Elle a déjà posé des mots dans des articles, les a laissés s’enfuir de son micro quand elle travaillait à la radio romande, mais c’est la première fois qu’elle ouvre un magasin de mots. Une enseigne tout à fait inédite au cœur du village de Chardonne (VD), où l’on peut venir acquérir des mots de saison parfois très poétiques, parfois très drôles, haïkus au bout de fils colorés à suspendre, pourquoi pas, sur un arbre de Pâques, ou cartes sur beau papier artisanal que l’on peut envoyer avec ce genre de phrases, soupapes du cœur: «A la fin d’une année recroquevillée, / Se déplier, se délier, pour envoyer / Des baisers de papier», ou: «Nous sommes des étoile filantes. Combien de temps peut-on confiner des étoiles filantes?»

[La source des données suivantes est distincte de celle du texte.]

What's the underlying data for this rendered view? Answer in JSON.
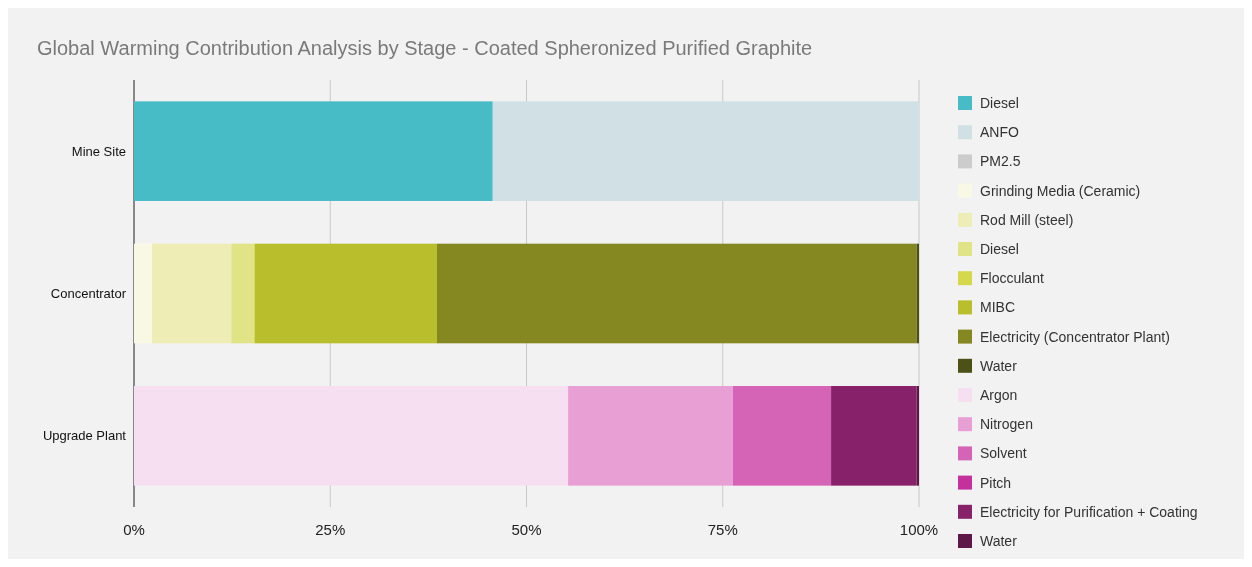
{
  "chart_data": {
    "type": "bar",
    "title": "Global Warming Contribution Analysis by Stage - Coated Spheronized Purified Graphite",
    "orientation": "horizontal",
    "stacked": true,
    "categories": [
      "Mine Site",
      "Concentrator",
      "Upgrade Plant"
    ],
    "xlim": [
      0,
      100
    ],
    "xticks": [
      {
        "value": 0,
        "label": "0%"
      },
      {
        "value": 25,
        "label": "25%"
      },
      {
        "value": 50,
        "label": "50%"
      },
      {
        "value": 75,
        "label": "75%"
      },
      {
        "value": 100,
        "label": "100%"
      }
    ],
    "grid": "x",
    "legend": "right",
    "series": [
      {
        "name": "Diesel",
        "color": "#48bcc6",
        "values": [
          45.7,
          null,
          null
        ]
      },
      {
        "name": "ANFO",
        "color": "#d1e0e4",
        "values": [
          54.3,
          null,
          null
        ]
      },
      {
        "name": "PM2.5",
        "color": "#cccccc",
        "values": [
          0,
          null,
          null
        ]
      },
      {
        "name": "Grinding Media (Ceramic)",
        "color": "#f8f8e4",
        "values": [
          null,
          2.3,
          null
        ]
      },
      {
        "name": "Rod Mill (steel)",
        "color": "#eeedb6",
        "values": [
          null,
          10.1,
          null
        ]
      },
      {
        "name": "Diesel",
        "color": "#e0e386",
        "values": [
          null,
          2.9,
          null
        ]
      },
      {
        "name": "Flocculant",
        "color": "#d4d84a",
        "values": [
          null,
          0.1,
          null
        ]
      },
      {
        "name": "MIBC",
        "color": "#b8be2c",
        "values": [
          null,
          23.2,
          null
        ]
      },
      {
        "name": "Electricity (Concentrator Plant)",
        "color": "#858721",
        "values": [
          null,
          61.1,
          null
        ]
      },
      {
        "name": "Water",
        "color": "#4e5116",
        "values": [
          null,
          0.3,
          null
        ]
      },
      {
        "name": "Argon",
        "color": "#f6dff0",
        "values": [
          null,
          null,
          55.3
        ]
      },
      {
        "name": "Nitrogen",
        "color": "#e8a0d4",
        "values": [
          null,
          null,
          21.0
        ]
      },
      {
        "name": "Solvent",
        "color": "#d664b6",
        "values": [
          null,
          null,
          12.5
        ]
      },
      {
        "name": "Pitch",
        "color": "#c4309c",
        "values": [
          null,
          null,
          0
        ]
      },
      {
        "name": "Electricity for Purification + Coating",
        "color": "#86216a",
        "values": [
          null,
          null,
          10.9
        ]
      },
      {
        "name": "Water",
        "color": "#5e1848",
        "values": [
          null,
          null,
          0.3
        ]
      }
    ]
  }
}
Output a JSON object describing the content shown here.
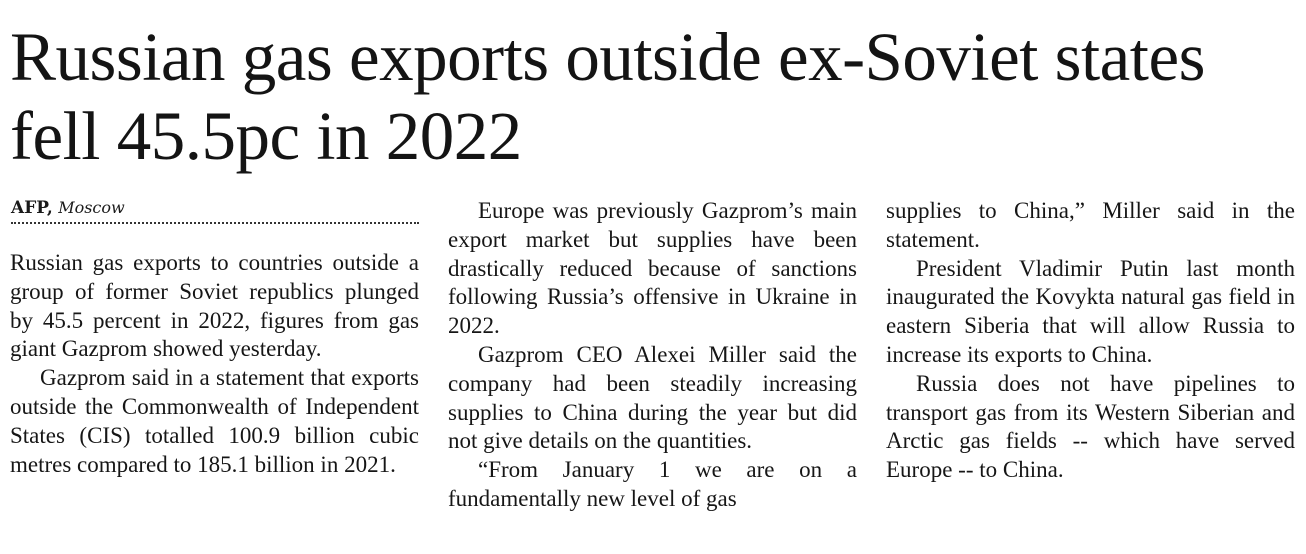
{
  "article": {
    "headline": "Russian gas exports outside ex-Soviet states fell 45.5pc in 2022",
    "byline": {
      "agency": "AFP,",
      "dateline": "Moscow"
    },
    "paragraphs": [
      "Russian gas exports to countries outside a group of former Soviet republics plunged by 45.5 percent in 2022, figures from gas giant Gazprom showed yesterday.",
      "Gazprom said in a statement that exports outside the Commonwealth of Independent States (CIS) totalled 100.9 billion cubic metres compared to 185.1 billion in 2021.",
      "Europe was previously Gazprom’s main export market but supplies have been drastically reduced because of sanctions following Russia’s offensive in Ukraine in 2022.",
      "Gazprom CEO Alexei Miller said the company had been steadily increasing supplies to China during the year but did not give details on the quantities.",
      "“From January 1 we are on a fundamentally new level of gas",
      "supplies to China,” Miller said in the statement.",
      "President Vladimir Putin last month inaugurated the Kovykta natural gas field in eastern Siberia that will allow Russia to increase its exports to China.",
      "Russia does not have pipelines to transport gas from its Western Siberian and Arctic gas fields -- which have served Europe -- to China."
    ]
  }
}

Une chose ne se confine pas, c’est le tempérament balkanique de Sonia Zoran, qui aimerait bien que le covid ne soit qu’un mot et pas autre chose. Ce magasin, elle l’a ouvert avec une autre Sonia, Sonia Baechler, écrivaine et enseignante, qui propose notamment des ateliers d’écriture pour adolescents. La pandémie qui bouscule nos vies n’a évidemment pas aidé au lancement de ce lieu créatif qui organise aussi des soirées littéraires, parce que tout ce qui permet le jeu, le partage, l’échange autour des mots intéresse les deux femmes.
Pourquoi les portraits seraient-ils réservés aux gens célèbres? «J’aime chercher et cueillir ces étincelles qui éclairent une vie, un univers», dit Sonia, qui met désormais en lumière les trajectoires de monsieur et madame Tout-le-Monde, et elle aime ça. Leur vie, saisie comme une peinture de mots, écrite ou enregistrée. A l’occasion d’un mariage, d’une retraite, voire d’une naissance. Joli cadeau, surtout quand celle qui les conçoit a reçu le Prix Dumur 2015, l’équivalent du Goncourt pour les journalistes romands. Le Magasin de mots des deux Sonia leur ressemble. Solaire et convivial. Il suffit de pousser la porte. Même avec un masque.